How do I get into the habit of reading the Bible?

At this point, you have all the tools and processes you need to start making Bible study a regular habit.

Let’s create a quick little checklist for really making this Bible study thing stick.

  1. Schedule a time and frequency- Set an alarm or schedule a regular appointment on your calendar. This could be daily, every other day, or even weekly. Start somewhere. Start with a rhythm you can stick to. Your timing and frequency for Bible study – morning, afternoon, evening, daily, weekly – might change through various seasons of your life, but always keep it a priority.
  2. Determine a place –  Be creative in finding a distraction-free place to study your Bible. This could be at your kitchen table, in a vacant conference room, on a walk around your neighborhood (try listening to the Bible), or in your car on your lunch break.
  3. Have your Bible, study plan, and notebook ready – Always have your Bible study kit ready to go for both scheduled and unscheduled Bible study sessions.

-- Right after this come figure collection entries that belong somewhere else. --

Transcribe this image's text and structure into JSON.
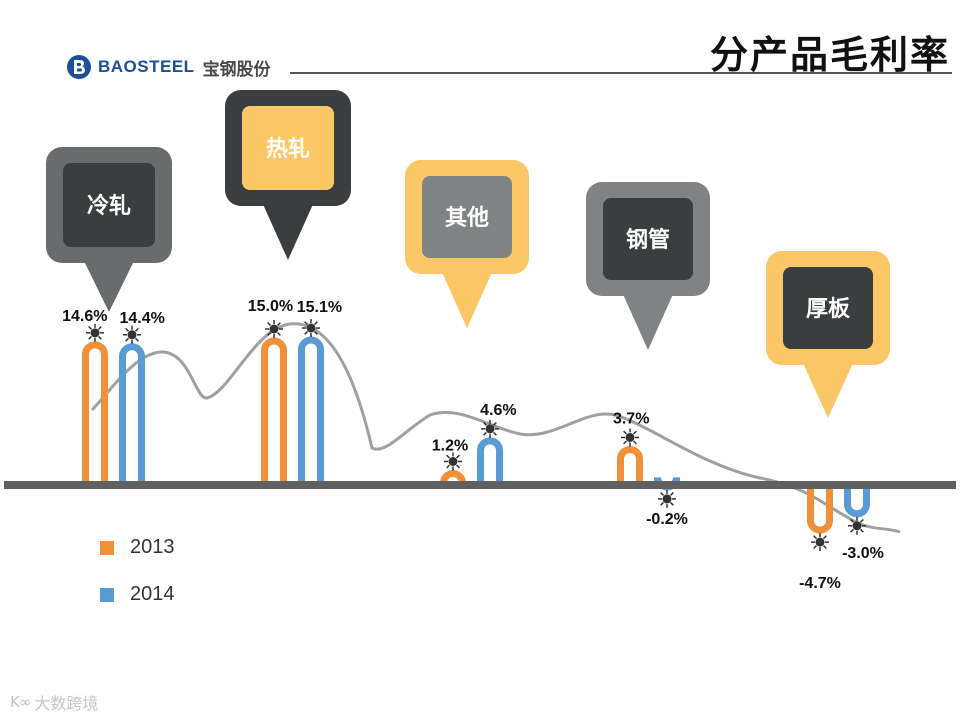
{
  "header": {
    "logo_en": "BAOSTEEL",
    "logo_cn": "宝钢股份",
    "title": "分产品毛利率"
  },
  "watermark": {
    "icon_text": "K∞",
    "text": "大数跨境"
  },
  "colors": {
    "series_2013": "#f0913a",
    "series_2014": "#5b9bd5",
    "baseline": "#606060",
    "trend": "#a0a0a0",
    "callout_dark": "#3a3e3e",
    "callout_yellow": "#fbc766",
    "callout_gray": "#7f8383",
    "callout_mid": "#686c6c"
  },
  "chart_data": {
    "type": "bar",
    "title": "分产品毛利率",
    "categories": [
      "冷轧",
      "热轧",
      "其他",
      "钢管",
      "厚板"
    ],
    "series": [
      {
        "name": "2013",
        "values": [
          14.6,
          15.0,
          1.2,
          3.7,
          -4.7
        ],
        "labels": [
          "14.6%",
          "15.0%",
          "1.2%",
          "3.7%",
          "-4.7%"
        ]
      },
      {
        "name": "2014",
        "values": [
          14.4,
          15.1,
          4.6,
          -0.2,
          -3.0
        ],
        "labels": [
          "14.4%",
          "15.1%",
          "4.6%",
          "-0.2%",
          "-3.0%"
        ]
      }
    ],
    "ylim": [
      -6,
      16
    ],
    "xlabel": "",
    "ylabel": "",
    "legend": "bottom-left",
    "trend_line": true,
    "callouts": [
      {
        "category": "冷轧",
        "outer": "callout_mid",
        "inner": "callout_dark",
        "text": "text_light"
      },
      {
        "category": "热轧",
        "outer": "callout_dark",
        "inner": "callout_yellow",
        "text": "text_light"
      },
      {
        "category": "其他",
        "outer": "callout_yellow",
        "inner": "callout_gray",
        "text": "text_light"
      },
      {
        "category": "钢管",
        "outer": "callout_gray",
        "inner": "callout_dark",
        "text": "text_light"
      },
      {
        "category": "厚板",
        "outer": "callout_yellow",
        "inner": "callout_dark",
        "text": "text_light"
      }
    ]
  }
}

Hopefully, you’re feeling more confident about how to study the Bible.

One final recommendation that I have for getting the most out of your Bible study experience is to do it in community.

God created us as social creatures. In the very beginning, God created Eve as a companion for Adam. To truly know and experience God requires you to be in community with other believers. This is why finding and becoming active in a local church and finding a small group is a critical part of how to study your Bible for the life transformation it’s intended to bring.